Louis Zayas, a Hudson County attorney who represented a former Hoboken official in a case against the city, says that he heard Zimmer personally deny the existence of any notes chronicling the comings and goings at city hall. Zayas represented Angel Alicea, a former Hoboken Public Safety Director awarded $440,000 against the city of Hoboken after being fired from his job. The jury found that his dismissal amounted to discrimination against Alicea for his Latino heritage. The jury did not find that Mayor Zimmer personally discriminated against Alicia, but she too was on trial and was required to testify to attorneys.

“When we asked for her diary during the course of discovery,” Zayas said of the case to Hudson County TV, “it turned out that she didn’t have a diary, that she didn’t keep one – which I found very odd for a high-ranking government official.” He noted that attorneys had simply assumed she kept a diary because his client “observed the mayor write in a book of some sort” during meetings. She also testified “that she did not maintain such a calendar or memo pad,” Zayas noted. Zayas also provided Hudson County TV with documents of a transcript of the deposition in which Zimmer denies that she keeps a calendar, notebook, or any other type of chronicle.

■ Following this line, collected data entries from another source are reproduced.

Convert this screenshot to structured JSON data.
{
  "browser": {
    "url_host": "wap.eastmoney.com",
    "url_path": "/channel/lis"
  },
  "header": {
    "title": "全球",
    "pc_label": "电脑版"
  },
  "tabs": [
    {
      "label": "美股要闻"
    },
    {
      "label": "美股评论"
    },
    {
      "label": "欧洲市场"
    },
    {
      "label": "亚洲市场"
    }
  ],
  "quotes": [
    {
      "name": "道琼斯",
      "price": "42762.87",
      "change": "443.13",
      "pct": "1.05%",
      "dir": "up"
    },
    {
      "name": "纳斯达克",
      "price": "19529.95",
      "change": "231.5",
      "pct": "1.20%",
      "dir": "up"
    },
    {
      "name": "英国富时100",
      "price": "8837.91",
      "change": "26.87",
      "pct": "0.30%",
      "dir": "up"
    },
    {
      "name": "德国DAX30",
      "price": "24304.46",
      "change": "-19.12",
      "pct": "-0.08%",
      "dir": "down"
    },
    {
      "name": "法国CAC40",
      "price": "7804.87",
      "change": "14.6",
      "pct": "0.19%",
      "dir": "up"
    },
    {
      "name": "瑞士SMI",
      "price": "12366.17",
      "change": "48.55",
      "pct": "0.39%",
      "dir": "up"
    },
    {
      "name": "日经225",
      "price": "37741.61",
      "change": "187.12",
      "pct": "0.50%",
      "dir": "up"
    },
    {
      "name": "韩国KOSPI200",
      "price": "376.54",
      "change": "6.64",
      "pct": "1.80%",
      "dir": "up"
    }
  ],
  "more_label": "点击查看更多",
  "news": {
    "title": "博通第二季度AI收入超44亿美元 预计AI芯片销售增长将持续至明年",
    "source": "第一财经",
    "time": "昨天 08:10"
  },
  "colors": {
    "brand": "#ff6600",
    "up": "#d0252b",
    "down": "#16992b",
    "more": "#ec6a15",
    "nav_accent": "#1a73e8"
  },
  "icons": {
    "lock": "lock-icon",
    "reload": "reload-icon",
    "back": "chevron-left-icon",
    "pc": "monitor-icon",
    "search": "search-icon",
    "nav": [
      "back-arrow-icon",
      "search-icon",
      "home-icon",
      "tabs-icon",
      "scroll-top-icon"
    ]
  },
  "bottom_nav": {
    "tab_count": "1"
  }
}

Zayas does not believe Zimmer’s story. “I find her allegations to be outrageous,” he said, “sheer fiction if not a falsehood in every respect.” Zimmer’s story, which she first gave to MSNBC’s Steve Kornacki, is that Lieutenant Governor Kim Guadagno approached her in an empty supermarket parking lot and told her that if Zimmer did not cooperate with a real estate development project, she would likely not receive Hurricane Sandy funding her city needs.

Zimmer never approved the real estate redevelopment projects that she claims were tied to Hurricane Sandy funding, but the AP is reporting this week that it didn’t seem to matter. The AP reviewed grant data regarding both the city of Hoboken and neighboring municipalities and found that Hoboken received two state grants, one totaling $142,080 and the other $200,000. The latter it describes as “the fourth-highest allocation among the 35 local governments in the program.”

Zimmer is no longer publicly discussing the case, citing the ongoing federal investigation as grounds for her silence. The FBI was recently reported to descend on her administration, interviewing several high-ranking officials Zimmer claimed could corroborate her story, despite her claim that she was alone with the Lt. Governor when their exchange occurred.